Someone, please tell me there is an International Convention we can use to stop Russia privatising this ecological disaster!

spicedreams
3rd July, 2014 @ 02:28 am PDT

From the way this proposal reads I'm fairly sure this will not be used as a ocean going vessel anymore. They sound as if the plan is decomissioning it and allowing the sub to be used as a stationary fixture.

VirtualGathis
3rd July, 2014 @ 06:52 am PDT

A 1%er could buy it, bury it underground and use it as a shelter come the revolution.

JAT
3rd July, 2014 @ 09:42 am PDT

Spicedreams is more than just a little bit correct here. The Baltic sea floor and parts of the Arctic circle floor are littered with bits of crappy Soviet nuclear engineering. There is no reason to believe that the Russian State is one bit more competent here than some of these same individuals and the preceding institutions were when they called themselves "Soviets". Literally, this leopards spots are not likely to change. Even if the nuclear engine room can be adequately deconstructed and cleaned who is going to pay enough to keep these ships submerged? What kind of business activity other than trafficking drugs can pay to keep these ships in service?

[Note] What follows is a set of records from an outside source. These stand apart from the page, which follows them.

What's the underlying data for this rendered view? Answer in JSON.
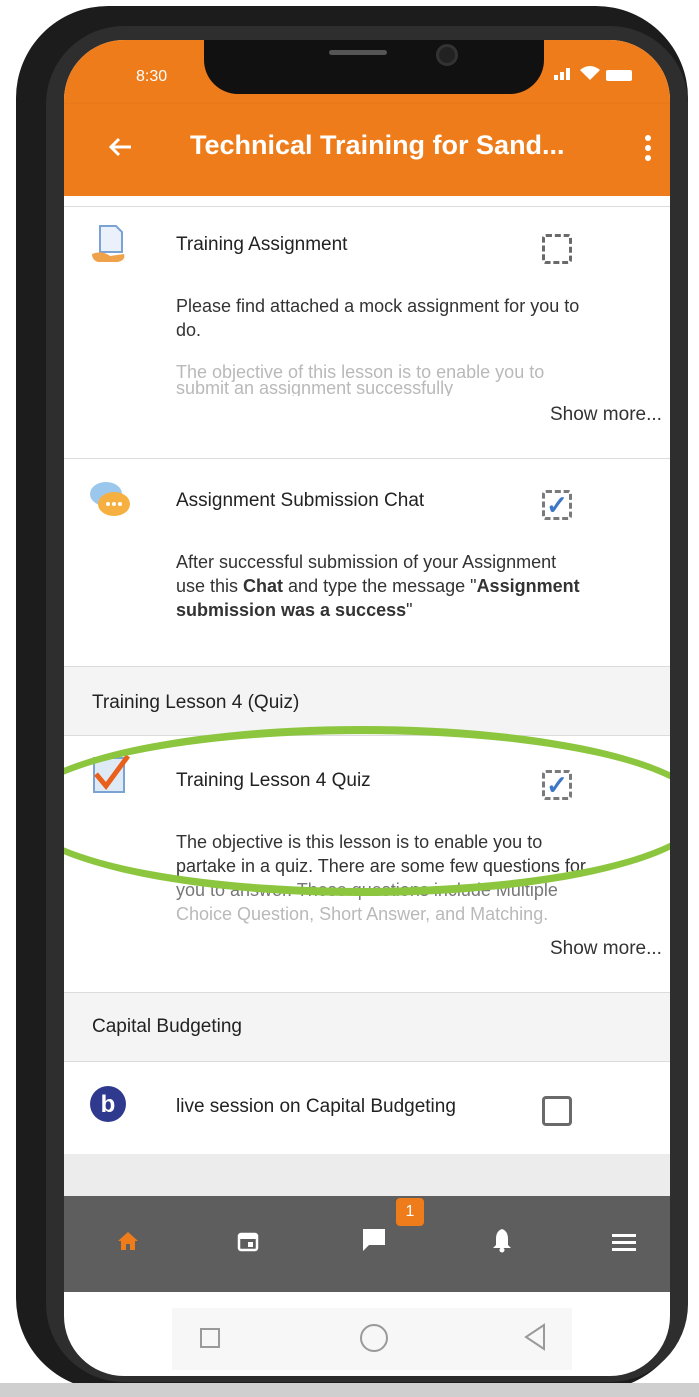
{
  "status_bar": {
    "time": "8:30",
    "signal_icon": "signal-icon",
    "wifi_icon": "wifi-icon",
    "battery_icon": "battery-icon"
  },
  "app_bar": {
    "back_icon": "arrow-left-icon",
    "title": "Technical Training for Sand...",
    "menu_icon": "more-vert-icon",
    "color": "#ef7c1a"
  },
  "activities": {
    "training_assignment": {
      "title": "Training Assignment",
      "desc_line1": "Please find attached a mock assignment for you to",
      "desc_line2": "do.",
      "desc_faded1": "The objective of this lesson is to enable you to",
      "desc_faded2": "submit an assignment successfully",
      "show_more": "Show more...",
      "completion": "incomplete-auto"
    },
    "submission_chat": {
      "title": "Assignment Submission Chat",
      "desc_line1": "After successful submission of your Assignment",
      "desc_line2_a": "use this ",
      "desc_line2_b": "Chat",
      "desc_line2_c": "  and type the message \"",
      "desc_line2_d": "Assignment",
      "desc_line3_a": "submission was a success",
      "desc_line3_b": "\"",
      "completion": "complete"
    }
  },
  "sections": {
    "lesson4": {
      "heading": "Training Lesson 4 (Quiz)",
      "quiz": {
        "title": "Training Lesson 4 Quiz",
        "desc_line1": "The objective is this lesson is to enable you to",
        "desc_line2": "partake in a quiz. There are some few questions for",
        "desc_line3": "you to answer. These questions include Multiple",
        "desc_line4": "Choice Question, Short Answer, and Matching.",
        "show_more": "Show more...",
        "completion": "complete"
      }
    },
    "capital_budgeting": {
      "heading": "Capital Budgeting",
      "live": {
        "title": "live session on Capital Budgeting",
        "completion": "incomplete-manual"
      }
    }
  },
  "bottom_nav": {
    "items": [
      "home-icon",
      "calendar-icon",
      "messages-icon",
      "bell-icon",
      "menu-icon"
    ],
    "messages_badge": "1",
    "active": "home"
  },
  "highlight_color": "#8cc63f"
}
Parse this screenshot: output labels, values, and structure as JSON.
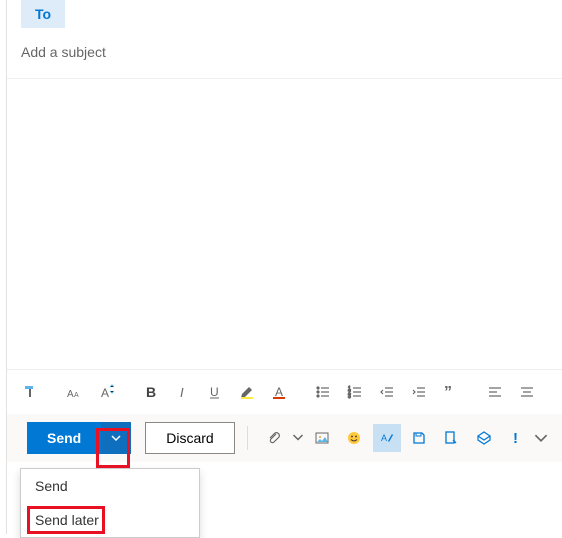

Even the U.S.Navy is scrapping major aircraft carriers because there is no viable civilian use for them.

StWils
3rd July, 2014 @ 10:26 am PDT

Fukushima, 3 Mile Island, Chernobyl and who knows how many such accidents have happened on nuke ships and subs we don't know about. However, since this sub has a reactor, we may as well put it to use powering a town before it gets dumped somewhere, hopefully safely, if there can be such a thing with nuclear waste. Of course, the problem will be that if successfully provides energy to towns, more small reactors are likely to be built.

ezeflyer
3rd July, 2014 @ 11:06 am PDT

Office in a submarine.



Marco McClean
3rd July, 2014 @ 12:17 pm PDT

Put it ashore in southern California and use it to power a water desalination plant.